Matt shook his head, feeling his thoughts spinning out of control. Even though he wasn't holding it, he could still feel the utter wrongness of the twisted power that had created the innocent-looking notebook; the same power that must have twisted the Realm. "No. Wait. You said the King gave you that - thing?"

Barr nodded. "The King gave it to me, just as he gave one to all the other shinigami."

Matt frowned. This makes no sense. The King of Death would not destroy his own Realm. Besides, this - warping had already begun before he left the mortal world. Unless… "Barr," he asked quietly. "Was the Queen with the King when he spoke to you?"

"There is no Queen, only the King of Kings," Barr replied shortly. "All shinigami know that."

Matt clenched his hands into fists. Damn it. A false King. Usurper. Traitor! A trap, and we've all walked into it. Mello, you'd better be all right…

Barr seemed a little more alert now; he wore an anxious scowl. "Why are you asking all these questions? You look like a human, but you don't feel like one. You feel like a shinigami."

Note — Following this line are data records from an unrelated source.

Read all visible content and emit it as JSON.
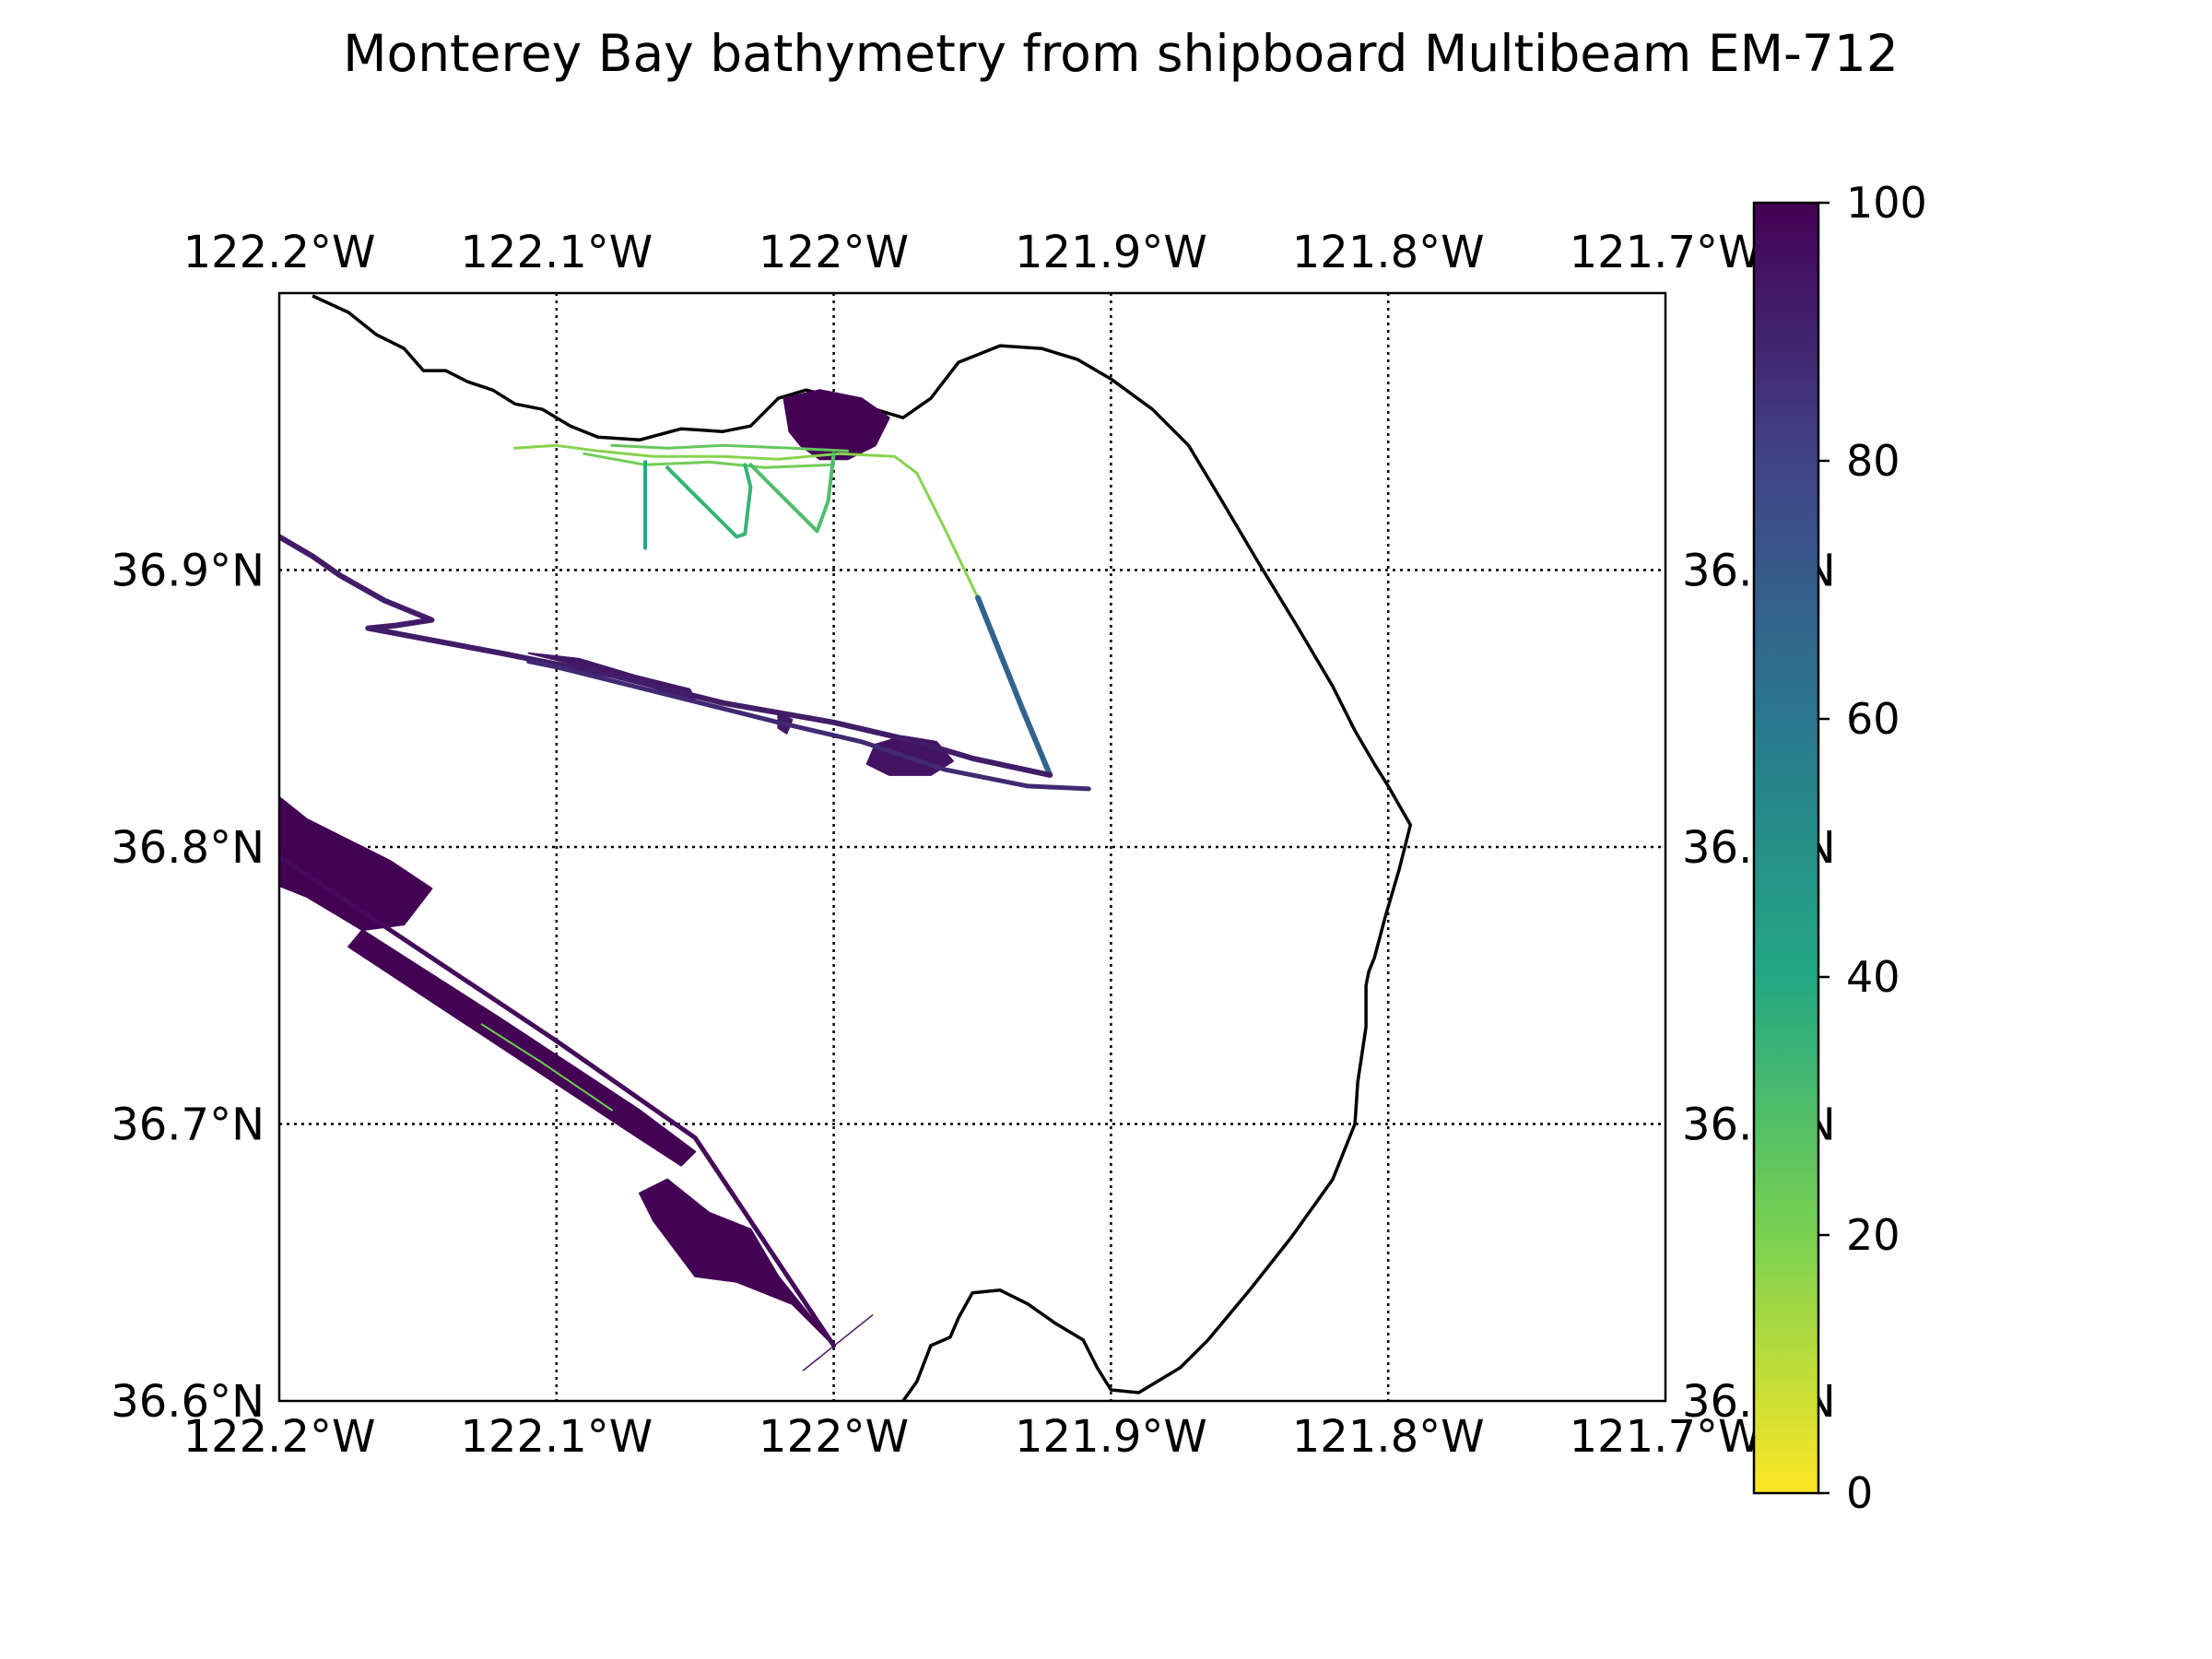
{
  "title": "Monterey Bay bathymetry from shipboard Multibeam EM-712",
  "map": {
    "lon_range": [
      -122.2,
      -121.7
    ],
    "lat_range": [
      36.6,
      37.0
    ],
    "gridlines": "dotted",
    "lon_ticks": [
      {
        "value": -122.2,
        "label": "122.2°W"
      },
      {
        "value": -122.1,
        "label": "122.1°W"
      },
      {
        "value": -122.0,
        "label": "122°W"
      },
      {
        "value": -121.9,
        "label": "121.9°W"
      },
      {
        "value": -121.8,
        "label": "121.8°W"
      },
      {
        "value": -121.7,
        "label": "121.7°W"
      }
    ],
    "lat_ticks": [
      {
        "value": 36.9,
        "label": "36.9°N"
      },
      {
        "value": 36.8,
        "label": "36.8°N"
      },
      {
        "value": 36.7,
        "label": "36.7°N"
      },
      {
        "value": 36.6,
        "label": "36.6°N"
      }
    ]
  },
  "colorbar": {
    "colormap": "viridis_r",
    "range": [
      0,
      100
    ],
    "ticks": [
      "0",
      "20",
      "40",
      "60",
      "80",
      "100"
    ],
    "colors": [
      "#fde725",
      "#7ad151",
      "#22a884",
      "#2a788e",
      "#414487",
      "#440154"
    ]
  },
  "coastline": {
    "color": "#000000",
    "points": [
      [
        -122.188,
        36.999
      ],
      [
        -122.175,
        36.993
      ],
      [
        -122.165,
        36.985
      ],
      [
        -122.155,
        36.98
      ],
      [
        -122.148,
        36.972
      ],
      [
        -122.14,
        36.972
      ],
      [
        -122.132,
        36.968
      ],
      [
        -122.123,
        36.965
      ],
      [
        -122.115,
        36.96
      ],
      [
        -122.105,
        36.958
      ],
      [
        -122.095,
        36.952
      ],
      [
        -122.085,
        36.948
      ],
      [
        -122.07,
        36.947
      ],
      [
        -122.055,
        36.951
      ],
      [
        -122.04,
        36.95
      ],
      [
        -122.03,
        36.952
      ],
      [
        -122.02,
        36.962
      ],
      [
        -122.01,
        36.965
      ],
      [
        -121.998,
        36.962
      ],
      [
        -121.985,
        36.958
      ],
      [
        -121.975,
        36.955
      ],
      [
        -121.965,
        36.962
      ],
      [
        -121.955,
        36.975
      ],
      [
        -121.94,
        36.981
      ],
      [
        -121.925,
        36.98
      ],
      [
        -121.912,
        36.976
      ],
      [
        -121.9,
        36.969
      ],
      [
        -121.885,
        36.958
      ],
      [
        -121.872,
        36.945
      ],
      [
        -121.86,
        36.925
      ],
      [
        -121.847,
        36.903
      ],
      [
        -121.833,
        36.88
      ],
      [
        -121.82,
        36.858
      ],
      [
        -121.812,
        36.842
      ],
      [
        -121.805,
        36.83
      ],
      [
        -121.8,
        36.822
      ],
      [
        -121.792,
        36.808
      ],
      [
        -121.796,
        36.792
      ],
      [
        -121.801,
        36.775
      ],
      [
        -121.805,
        36.76
      ],
      [
        -121.807,
        36.755
      ],
      [
        -121.808,
        36.75
      ],
      [
        -121.808,
        36.735
      ],
      [
        -121.811,
        36.715
      ],
      [
        -121.812,
        36.7
      ],
      [
        -121.82,
        36.68
      ],
      [
        -121.835,
        36.659
      ],
      [
        -121.85,
        36.64
      ],
      [
        -121.865,
        36.622
      ],
      [
        -121.875,
        36.612
      ],
      [
        -121.89,
        36.603
      ],
      [
        -121.9,
        36.604
      ],
      [
        -121.905,
        36.612
      ],
      [
        -121.91,
        36.622
      ],
      [
        -121.92,
        36.628
      ],
      [
        -121.93,
        36.635
      ],
      [
        -121.94,
        36.64
      ],
      [
        -121.95,
        36.639
      ],
      [
        -121.955,
        36.63
      ],
      [
        -121.958,
        36.623
      ],
      [
        -121.965,
        36.62
      ],
      [
        -121.97,
        36.607
      ],
      [
        -121.975,
        36.6
      ]
    ]
  },
  "tracks": [
    {
      "value": 18,
      "width": 3,
      "points": [
        [
          -122.115,
          36.944
        ],
        [
          -122.1,
          36.945
        ],
        [
          -122.085,
          36.943
        ],
        [
          -122.065,
          36.941
        ],
        [
          -122.04,
          36.941
        ],
        [
          -122.02,
          36.94
        ],
        [
          -121.998,
          36.942
        ],
        [
          -121.978,
          36.941
        ],
        [
          -121.97,
          36.935
        ],
        [
          -121.96,
          36.915
        ],
        [
          -121.948,
          36.89
        ]
      ]
    },
    {
      "value": 22,
      "width": 3,
      "points": [
        [
          -122.09,
          36.942
        ],
        [
          -122.068,
          36.938
        ],
        [
          -122.045,
          36.939
        ],
        [
          -122.025,
          36.937
        ],
        [
          -122.0,
          36.938
        ]
      ]
    },
    {
      "value": 25,
      "width": 3,
      "points": [
        [
          -122.08,
          36.945
        ],
        [
          -122.06,
          36.944
        ],
        [
          -122.04,
          36.945
        ],
        [
          -122.015,
          36.944
        ],
        [
          -121.995,
          36.943
        ]
      ]
    },
    {
      "value": 40,
      "width": 4,
      "points": [
        [
          -122.068,
          36.939
        ],
        [
          -122.068,
          36.925
        ],
        [
          -122.068,
          36.908
        ]
      ]
    },
    {
      "value": 35,
      "width": 4,
      "points": [
        [
          -122.06,
          36.937
        ],
        [
          -122.048,
          36.925
        ],
        [
          -122.035,
          36.912
        ],
        [
          -122.032,
          36.913
        ],
        [
          -122.03,
          36.93
        ],
        [
          -122.032,
          36.938
        ]
      ]
    },
    {
      "value": 30,
      "width": 4,
      "points": [
        [
          -122.03,
          36.938
        ],
        [
          -122.018,
          36.926
        ],
        [
          -122.006,
          36.914
        ],
        [
          -122.002,
          36.925
        ],
        [
          -122.0,
          36.942
        ]
      ]
    },
    {
      "value": 68,
      "width": 6,
      "points": [
        [
          -121.948,
          36.89
        ],
        [
          -121.94,
          36.87
        ],
        [
          -121.932,
          36.85
        ],
        [
          -121.922,
          36.826
        ]
      ]
    },
    {
      "value": 92,
      "width": 6,
      "points": [
        [
          -122.2,
          36.912
        ],
        [
          -122.188,
          36.905
        ],
        [
          -122.178,
          36.898
        ],
        [
          -122.162,
          36.889
        ],
        [
          -122.145,
          36.882
        ],
        [
          -122.158,
          36.88
        ],
        [
          -122.168,
          36.879
        ],
        [
          -122.12,
          36.87
        ],
        [
          -122.08,
          36.862
        ],
        [
          -122.04,
          36.852
        ],
        [
          -122.0,
          36.845
        ],
        [
          -121.97,
          36.838
        ],
        [
          -121.95,
          36.832
        ],
        [
          -121.922,
          36.826
        ]
      ]
    },
    {
      "value": 88,
      "width": 5,
      "points": [
        [
          -121.908,
          36.821
        ],
        [
          -121.93,
          36.822
        ],
        [
          -121.96,
          36.828
        ],
        [
          -121.99,
          36.838
        ],
        [
          -122.02,
          36.845
        ],
        [
          -122.06,
          36.855
        ],
        [
          -122.1,
          36.865
        ],
        [
          -122.11,
          36.867
        ]
      ]
    },
    {
      "value": 97,
      "width": 5,
      "points": [
        [
          -122.205,
          36.8
        ],
        [
          -122.16,
          36.77
        ],
        [
          -122.1,
          36.73
        ],
        [
          -122.05,
          36.695
        ],
        [
          -122.0,
          36.62
        ]
      ]
    },
    {
      "value": 22,
      "width": 2,
      "points": [
        [
          -122.127,
          36.736
        ],
        [
          -122.105,
          36.722
        ],
        [
          -122.08,
          36.705
        ]
      ]
    },
    {
      "value": 95,
      "width": 1.5,
      "points": [
        [
          -122.011,
          36.611
        ],
        [
          -121.986,
          36.631
        ]
      ]
    }
  ],
  "swaths": [
    {
      "value": 100,
      "points": [
        [
          -122.215,
          36.83
        ],
        [
          -122.19,
          36.81
        ],
        [
          -122.16,
          36.795
        ],
        [
          -122.145,
          36.785
        ],
        [
          -122.155,
          36.772
        ],
        [
          -122.17,
          36.77
        ],
        [
          -122.19,
          36.782
        ],
        [
          -122.215,
          36.792
        ]
      ]
    },
    {
      "value": 100,
      "points": [
        [
          -122.17,
          36.77
        ],
        [
          -122.12,
          36.738
        ],
        [
          -122.07,
          36.705
        ],
        [
          -122.05,
          36.69
        ],
        [
          -122.055,
          36.685
        ],
        [
          -122.075,
          36.698
        ],
        [
          -122.125,
          36.731
        ],
        [
          -122.175,
          36.764
        ]
      ]
    },
    {
      "value": 100,
      "points": [
        [
          -122.06,
          36.68
        ],
        [
          -122.045,
          36.668
        ],
        [
          -122.03,
          36.662
        ],
        [
          -122.02,
          36.645
        ],
        [
          -122.0,
          36.62
        ],
        [
          -122.015,
          36.635
        ],
        [
          -122.035,
          36.643
        ],
        [
          -122.05,
          36.645
        ],
        [
          -122.065,
          36.665
        ],
        [
          -122.07,
          36.675
        ]
      ]
    },
    {
      "value": 100,
      "points": [
        [
          -122.018,
          36.962
        ],
        [
          -122.005,
          36.965
        ],
        [
          -121.99,
          36.962
        ],
        [
          -121.98,
          36.955
        ],
        [
          -121.985,
          36.945
        ],
        [
          -121.995,
          36.94
        ],
        [
          -122.005,
          36.94
        ],
        [
          -122.012,
          36.945
        ],
        [
          -122.016,
          36.95
        ]
      ]
    },
    {
      "value": 95,
      "points": [
        [
          -121.985,
          36.837
        ],
        [
          -121.975,
          36.84
        ],
        [
          -121.963,
          36.838
        ],
        [
          -121.957,
          36.831
        ],
        [
          -121.965,
          36.826
        ],
        [
          -121.98,
          36.826
        ],
        [
          -121.988,
          36.83
        ]
      ]
    },
    {
      "value": 93,
      "points": [
        [
          -122.11,
          36.87
        ],
        [
          -122.09,
          36.865
        ],
        [
          -122.07,
          36.859
        ],
        [
          -122.05,
          36.853
        ],
        [
          -122.052,
          36.857
        ],
        [
          -122.072,
          36.862
        ],
        [
          -122.092,
          36.868
        ]
      ]
    },
    {
      "value": 93,
      "points": [
        [
          -122.02,
          36.848
        ],
        [
          -122.015,
          36.846
        ],
        [
          -122.017,
          36.841
        ],
        [
          -122.02,
          36.843
        ]
      ]
    }
  ]
}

Matt's fingers were itching for a cigarette again; he put them in his pockets. "I am a shinigami." Risk nothing, win nothing, and he needed his fellow Guardian on his side, even if he had forgotten who he was. He eyed Barr carefully as he added, "I'm also a Guardian of Death."

Barr clutched his Death Note tighter with a clawed hand, stuffing it protectively back into the meager shelter of his coat. "Guardian?" he muttered. "I don't know what you're talking about. But you made me remember something. Something…"

"Barr!" Matt said sharply as the other seemed to be drifting off into a haze of thought. "I must know where the Prince is." He sighed as the brown-eyed shinigami only looked at him blankly and changed his tack. "If this 'King of Kings' had any prisoners, where would he keep them?"

Barr hunched his shoulders in an awkward shrug. "I think I heard somebody mention something - about humans locked up in the caves a little while ago," he said grudgingly. "I was bored. I wasn't paying attention."

"Can you take me there?"

The frilled shinigami stirred his pile of bones with one clawed hand, averting his eyes. "Why should I? It would be a lot of work to get up and go over there…"

"Because if you don't," Matt said, taking great care to emphasize every word, "you will never see that person you were looking for again. You'll sit here for the rest of your life, playing with skulls." He tossed the bleached thing he was holding down onto the rock in front of the shinigami. "Is that what you want, Barr?"

The black shinigami hesitated, and Matt held his breath. He could not imagine anything more insanely painful to a Guardian than knowing they had failed in their mission, but he could also feel the strength of the spell of forgetfulness and indifference weighing down on his mind. Who knew how long it had been since Barr had given way to it?

Finally Barr looked up, and Matt felt a dizzying wave of relief as he saw that the spark of painful hope had reignited in his eyes. "I'll take you there," the shinigami mumbled, pushing himself to his feet laboriously. Standing, he was a full two feet taller than Matt was. "If I could find them - if it wasn't a dream -"

"It wasn't a dream," Matt reassured him.